Saturday, June 14, 2014

SHELTER:  Post Nuclear Opera

Do you ever go see a show and walk out thinking:  "that was really interesting and very well done, but I'm not sure what the hell just happened?"

That was me last night at SHELTER, the latest production from TAPESTRY NEW OPERA in co-production with EDMONTON OPERA.

The show is gorgeous and fascinating to look at, thanks to a dream design team of  Sue LePage (scenery and costumes) Robert Thomson (lighting) and Ben Chaisson with Beth Kates (video).  A huge round screen fills the sky above the stage, floating a series of thought-provoking and beautiful images above the playing area which is surrounded by a tiny fence comprised of drawings of bungalows.

We are in post-nuclear America somewhere and a geeky, repressed guy Thomas (well-sung and well-performed by Andrew Love)  meets meets the out-going Claire, (Christine Duncan whose acting is as good as her fine singing)  and they quickly marry and have a little girl, Hope (the beautifully voiced and emotionally compelling Teiya Kasahara).  Hope is born damaged, emanating a eerie glow.  Her parents keep her inside and home school her.

At the same time as this disturbed domestic enclave is being established, physicist, Lise Meitner (an excellent Andrea Ludwig) is fleeing Germany (the real Meitner was Jewish but spent the war in exile in Sweden) and avoiding being signed up for the Manhattan Project which was responsible for the creation of the atomic bomb.

SHELTER plays fast and loose with historic time-lines and history.  It's OK:  you can suspend your disbelief.  Meitner ends up as Hope's governess in America.

One day, a handsome pilot appears out of the sky with a Geiger counter (Keith Klassen who plays the role with great bravado) that leads him to Hope.  Does he love her?  Or does he want to take her away for some more nefarious military purpose?

The six-piece orchestra does a fine job with the score.
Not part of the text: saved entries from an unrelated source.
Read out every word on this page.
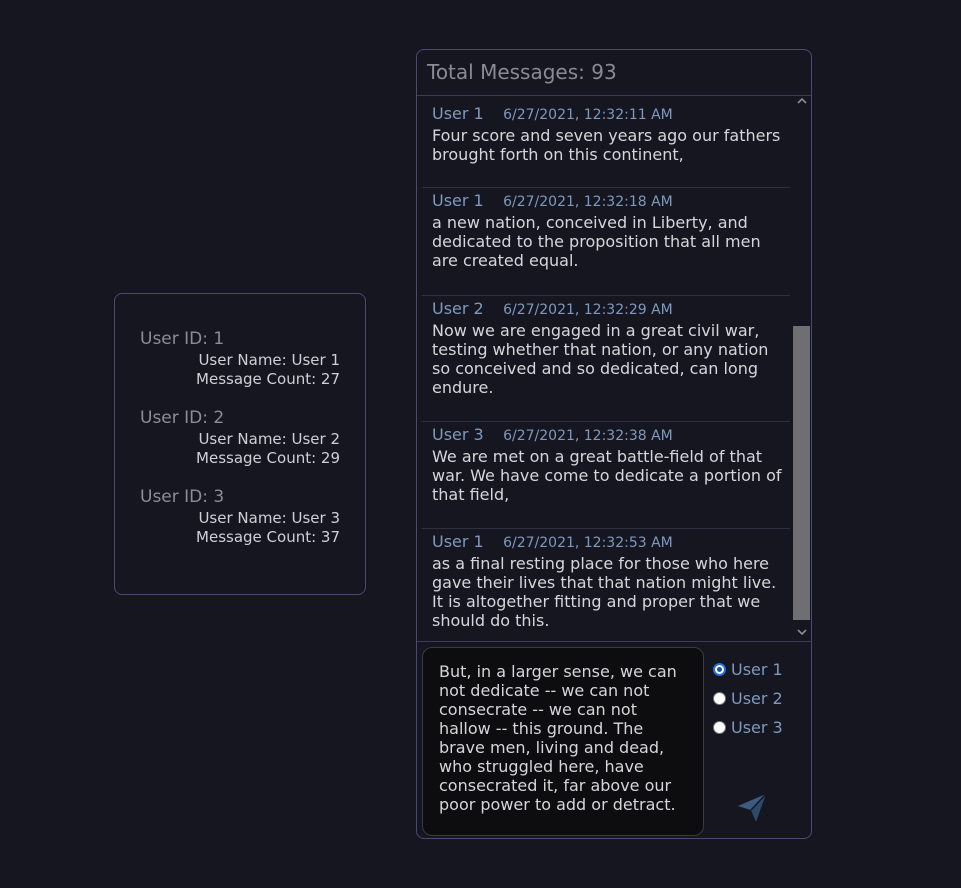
User ID: 1
User Name: User 1
Message Count: 27
User ID: 2
User Name: User 2
Message Count: 29
User ID: 3
User Name: User 3
Message Count: 37
Total Messages: 93
User 1 6/27/2021, 12:32:11 AM
Four score and seven years ago our fathers brought forth on this continent,
User 1 6/27/2021, 12:32:18 AM
a new nation, conceived in Liberty, and dedicated to the proposition that all men are created equal.
User 2 6/27/2021, 12:32:29 AM
Now we are engaged in a great civil war, testing whether that nation, or any nation so conceived and so dedicated, can long endure.
User 3 6/27/2021, 12:32:38 AM
We are met on a great battle-field of that war. We have come to dedicate a portion of that field,
User 1 6/27/2021, 12:32:53 AM
as a final resting place for those who here gave their lives that that nation might live. It is altogether fitting and proper that we should do this.
But, in a larger sense, we can not dedicate -- we can not consecrate -- we can not hallow -- this ground. The brave men, living and dead, who struggled here, have consecrated it, far above our poor power to add or detract.
User 1
User 2
User 3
The staging by director Keith Turnbull and movement coach, Jo Leslie is very well-done. I found the piece beautiful to look and listen to. The performances were all fine.

Librettist Julie Salverson says in her program notes that the show was developed in part using red-nose clown.  I could certainly see that, especially in the characters of Claire, Thomas and Hope.


In spite of its many virtues, SHELTER struggles due to an uneven tone textually and in performance, which, coupled with a certain amount of narrative murkiness, pulled me out of the story intermittently and kept me from liking this as much as I would have liked to. A few more clean decisions would have taken this from good to great.

SHELTER is certainly interesting and well worth seeing.  Expect a great looking and sounding show with very good performances.  Just don't expect great narrative clarity.

Shelter plays at Berkely Street Theatre Downstairs, 26 Berkeley Street until June 14th.